Absolutely, extremely interventionist -- it's by no means the strictly neo-liberal formula that is creating their growth. In rich countries, the economic model has created enormous wealth for an economic elite. But for most people it's been status quo or worse. So that's not anything to brag about. We've gotten very good at naming that problem. It's taken a while. In the three-year trajectory that I'm writing about, it went from a critique of a few bad apple corporations, to a critique of privatization, to a critique of neo-liberalism as it's being enforced, to a deeper understanding that this is a stage of capitalism. That's a lot of what the protests have been doing, making intellectual connections between seemingly isolated cases, to outing a global system.
And the flip side of neo-liberal economic policies is the global crisis in representative democracy. That's why people started going after corporations in the first place, because around the world they felt they had lost the ear of the people they elected. As Ralph Nader said, we went into the streets of Seattle because we could no longer afford the price of admission in Washington.
I think that if we really come to terms with those twin crises, then we'll come up with alternatives. It's not just being driven to local politics because we've given up on federal or state politics but it's also basically a suspicion of centralized power. It's a suspicion of what happens whenever power is centralized -- whether it's centralized in a socialist state government or in a neo-liberal government or in a religious fundamentalist regime.
The reason we haven't moved beyond this point of naming what we're up against is because most of us feel we really don't have the opportunity. We're not strong enough to act yet. There's this idea that you work out your action plan and then you implement it, like a business plan. But I think political change happens through tremendous upheaval. There needs to be opportunity for there to be real innovation, i.e. we're not really going to move towards building alternatives until we really start to believe and actually have reason to believe that we're going to be able to implement it. Otherwise we're just sitting wanking, right?
That's why I'm obsessed with Argentina right now -- and I am obsessed, we're making a film about Argentina, we're moving there for six months from November to April. The idea is to follow how these twin crises have reached their apex in Argentina. You have the model child of the IMF in total disarray, failing, in every conceivable way. And then you have a rejection of the political class that is beyond anything I believe we've ever seen in history. It's so deep, it's actually changing the whole political narrative.

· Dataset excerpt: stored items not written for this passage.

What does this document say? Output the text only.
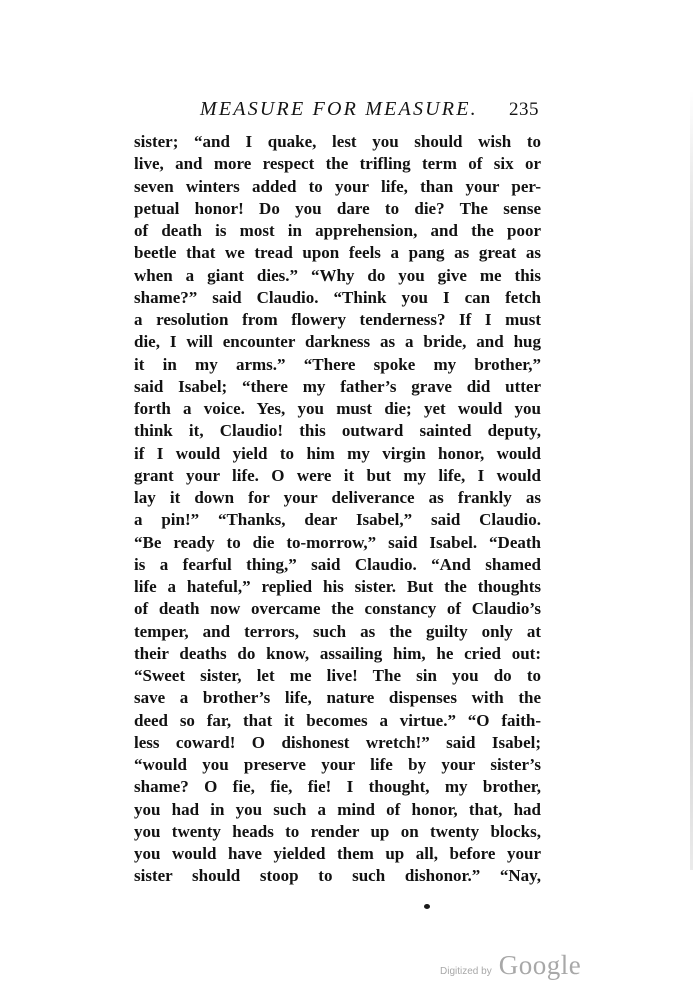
MEASURE FOR MEASURE. 235
sister; “and I quake, lest you should wish to
live, and more respect the trifling term of six or
seven winters added to your life, than your per-
petual honor! Do you dare to die? The sense
of death is most in apprehension, and the poor
beetle that we tread upon feels a pang as great as
when a giant dies.” “Why do you give me this
shame?” said Claudio. “Think you I can fetch
a resolution from flowery tenderness? If I must
die, I will encounter darkness as a bride, and hug
it in my arms.” “There spoke my brother,”
said Isabel; “there my father’s grave did utter
forth a voice. Yes, you must die; yet would you
think it, Claudio! this outward sainted deputy,
if I would yield to him my virgin honor, would
grant your life. O were it but my life, I would
lay it down for your deliverance as frankly as
a pin!” “Thanks, dear Isabel,” said Claudio.
“Be ready to die to-morrow,” said Isabel. “Death
is a fearful thing,” said Claudio. “And shamed
life a hateful,” replied his sister. But the thoughts
of death now overcame the constancy of Claudio’s
temper, and terrors, such as the guilty only at
their deaths do know, assailing him, he cried out:
“Sweet sister, let me live! The sin you do to
save a brother’s life, nature dispenses with the
deed so far, that it becomes a virtue.” “O faith-
less coward! O dishonest wretch!” said Isabel;
“would you preserve your life by your sister’s
shame? O fie, fie, fie! I thought, my brother,
you had in you such a mind of honor, that, had
you twenty heads to render up on twenty blocks,
you would have yielded them up all, before your
sister should stoop to such dishonor.” “Nay,
Digitized by Google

The slogan on the streets of Argentina is "Que se vayan todos!" It's everyone, everyone out! It's chanted at every level of government, it's chanted at corporations, at privatized electrical companies at the supreme court, every institution that represents any kind of institutionalized power. It's a total loss of faith in delegation.
I believe that because of the depth of the crisis there, through the process of engaging with an election campaign, the grassroots movement -- the piqueteros, the neighborhood assemblies -- are going to come up with a kind of a template for change. I'm not saying they're going to win the election and that the country is going to be run by neighborhood assemblies, although that would be great. But the level of mobilization in Argentina is unlike anything I've ever seen before. And I think that in trying to do this, they're going to take this debate light years forward. They're going to paint a picture for us the rest of the world about what another system would look like.